The RainWise MKIII and WS-2000 specifications are quoted below.
These are factory claimed specifications that the unit presumably met when shipped. Confirmation of the validity
of these specifications can only be accomplished in a laboratory environment where the meteorological
variables are precisely set and carefully applied to the weather station under test. Once the station is
installed, it is difficult to evaluate the precision of its measurements. There are, however, methods available
to test the authenticity of a given stations' measurements.
One of them involves using independent hardware of known precision to make side-by-side comparisons with the installed station. At various times, I have made wet and dry bulb temperature and relative humidity comparisons with the MKIII. Both a sling psychrometer and a solid state temperature/humidity recorder have been used. A good bit of care must be made in order not to corrupt the test. For example, the test must be made on a cloudy day so that sunlight will not accidently heat the test sensors. Occasionally, the results were inconclusive but usually the test showed that the MKIII was probably maintaining its original precision.
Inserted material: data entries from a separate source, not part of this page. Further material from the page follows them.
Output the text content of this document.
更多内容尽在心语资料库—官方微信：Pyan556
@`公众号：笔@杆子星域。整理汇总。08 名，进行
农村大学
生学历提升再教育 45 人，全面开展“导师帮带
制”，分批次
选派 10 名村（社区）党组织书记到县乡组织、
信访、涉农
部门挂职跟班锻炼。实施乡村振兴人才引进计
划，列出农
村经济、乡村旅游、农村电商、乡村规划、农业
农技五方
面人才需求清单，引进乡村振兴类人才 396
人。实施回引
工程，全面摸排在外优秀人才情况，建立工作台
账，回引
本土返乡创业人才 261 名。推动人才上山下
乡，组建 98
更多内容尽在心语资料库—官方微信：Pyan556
The second method is done on a daily basis by NOAA. Data from this station is submitted to NOAA once every 15 minutes. Since the data will be used by NOAA for preparing forecasts and a myriad of other scientific tasks and projects, it must be examined carefully to determine if it is trustworthy. NOAA compares my data with similar stations located nearby. Visit the Data Quality page to see this comparison. In my case, however, the nearest station reporting data is more than 10 miles away; it is well known that all meteorological parameters can show wide variability over this distance scale. However, NOAA's computer model takes into account some of the temporal and spatial differences between stations. Some days, the atmosphere is nearly homogenious and the meteorological parameters are "flat" over wide regions. This makes it easier to spot data from a station that is biased. Other situations like station siting will produce data that is corrupt and these are also easy to detect. But, in a carefully installed station, the NOAA comparisons might only reveal a sensor failure at best. Data "scatter" plots are also produced. These are diagrams that show the standard deviation plotted against the mean error for each parameter at each station over a number of days (usually14 days). The scatter plots show whether the station is inside or outside of quality control boundaries. Because the statistics used to obtain these plots is credible their results can be used as a basis for making adjustments to the sensors of a station but only after a long series of mean errors are observed.